И опять, полуобняв Воронихина, ласково обратился к нему, видимо, желая стряхнуть подступившую тяжесть.

— Ну как же я рад, дорогой Андре, что ты сейчас у меня, и вы, юный Шарло, — он крепко пожал руку Росси. — Я ведь полюбил тебя, Андре, едва принял тебя в число моих учеников тогда, в московской школе. Сколько тебе тогда стукнуло годков?

— Да не больше семнадцати, — улыбнулся Воронихин, — и ведь я еще не знал, кем буду, — очень увлекался живописью Возрождения…

Камин разгорелся и картинно осветил сидящих на диване. Между ними было двадцать лет разницы, но они не казались представителями двух разных поколений, а как-то неожиданно дополняли друг друга. Непринужденная грация движений Баженова, нервная стремительность его худощавой фигуры как бы опирались, брали себе пьедесталом твердость рисунка, точную отчетливость Воронихина. Большая сила была в его красивых глазах. Чисто народная смекалка в соединении с надменностью, выработанной обстоятельствами жизни, усвоенной как наилучшая защита самолюбивого характера. Сразу чувствовалось, что этот щегольски одетый человек с вельможными манерами каждую минуту знает твердо, чего он хочет, и желание свое имеет силу осуществить.
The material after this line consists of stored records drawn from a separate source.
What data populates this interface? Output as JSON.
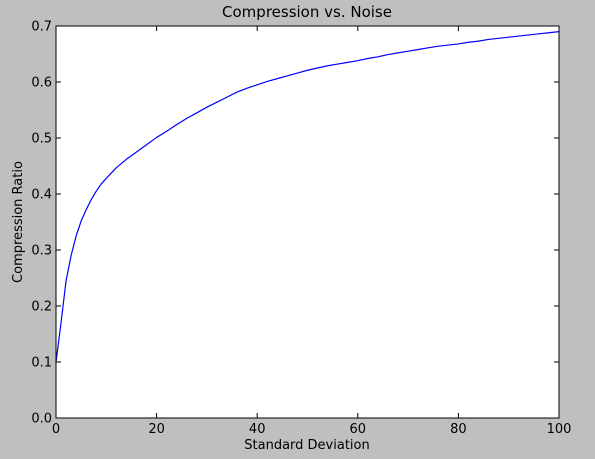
{
  "chart_data": {
    "type": "line",
    "title": "Compression vs. Noise",
    "xlabel": "Standard Deviation",
    "ylabel": "Compression Ratio",
    "xlim": [
      0,
      100
    ],
    "ylim": [
      0,
      0.7
    ],
    "xticks": [
      0,
      20,
      40,
      60,
      80,
      100
    ],
    "xtick_labels": [
      "0",
      "20",
      "40",
      "60",
      "80",
      "100"
    ],
    "yticks": [
      0.0,
      0.1,
      0.2,
      0.3,
      0.4,
      0.5,
      0.6,
      0.7
    ],
    "ytick_labels": [
      "0.0",
      "0.1",
      "0.2",
      "0.3",
      "0.4",
      "0.5",
      "0.6",
      "0.7"
    ],
    "grid": false,
    "legend": "none",
    "series": [
      {
        "name": "compression ratio",
        "color": "#0000ff",
        "x": [
          0,
          1,
          2,
          3,
          4,
          5,
          6,
          7,
          8,
          9,
          10,
          12,
          14,
          16,
          18,
          20,
          22,
          24,
          26,
          28,
          30,
          32,
          34,
          36,
          38,
          40,
          42,
          44,
          46,
          48,
          50,
          52,
          54,
          56,
          58,
          60,
          62,
          64,
          66,
          68,
          70,
          72,
          74,
          76,
          78,
          80,
          82,
          84,
          86,
          88,
          90,
          92,
          94,
          96,
          98,
          100
        ],
        "y": [
          0.1,
          0.17,
          0.245,
          0.29,
          0.325,
          0.352,
          0.372,
          0.39,
          0.405,
          0.418,
          0.428,
          0.447,
          0.462,
          0.475,
          0.488,
          0.501,
          0.512,
          0.524,
          0.535,
          0.545,
          0.555,
          0.564,
          0.573,
          0.582,
          0.589,
          0.595,
          0.601,
          0.606,
          0.611,
          0.616,
          0.621,
          0.625,
          0.629,
          0.632,
          0.635,
          0.638,
          0.642,
          0.645,
          0.649,
          0.652,
          0.655,
          0.658,
          0.661,
          0.664,
          0.666,
          0.668,
          0.671,
          0.673,
          0.676,
          0.678,
          0.68,
          0.682,
          0.684,
          0.686,
          0.688,
          0.69
        ]
      }
    ]
  }
}
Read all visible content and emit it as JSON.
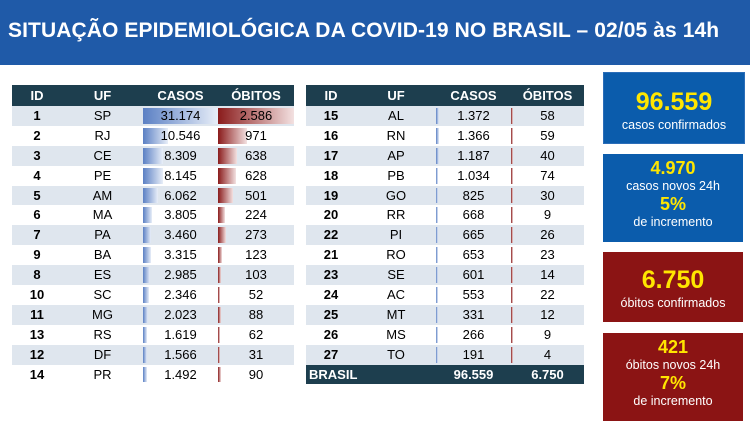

— Мне дорого узнать, Василий Иванович, — сказал Воронихин, — каково ваше мнение относительно предложения, сделанного мне Строгановым. Президент нашей Академии привлекает меня, пока негласно, к соучастию в конкурсе на Казанский собор.

— Как я счастлив, Андре, — душевно воскликнул Баженов, — что жребий пал именно на тебя! Как другу и ученику скажу тебе: вот-вот уходя из этого мира, я хотел бы еще пожить в твоей работе.

Баженов улыбнулся и взял за руку Воронихина:

— И вот просьба: возьми за исходную точку твоего собора мой юный французский проект Дома инвалидов. Там неплохо найдено разрешение легкого купола и колоннады… Едва ли не из-за этой удачи, весьма оцененной французами, наш Чернышев мне выдал паспорт на два года в Италию.

— Глубоко чту эту вашу работу, — склонив голову, сказал Воронихин.

— Да поможет она тебе, как мне в свое время помогли работы учителей Суфло, де Вальи и Пейера, В искусстве, как в науке, пламенный факел вдохновения передается преемственно.

— Именно надлежит пересмотреть образцы… Баженов живо подхватил мысль Воронихина;

— Не только пересмотреть, Андре, пережить их заново. Все вобрать, пропустить сквозь сознание и чувства — и отдать их России. Все истинно великие художники так делали. Даже не будучи до крови русскими, но полюбивши новую родину, как свою, они слились с нашим особливым постижением видимого — и что же: итальянец Кваренги создает русскую классику, итальянец Растрелли — русское барокко такого высокого совершенства, что все дальнейшие попытки в этом стиле уже окажутся премного ниже его работ. Царская пышность, изобилие скульптуры, всегда поставленной, где ей надлежит, его вкус, праздник, нарядность — их уже не превзойти. Надо искать чего-то нового.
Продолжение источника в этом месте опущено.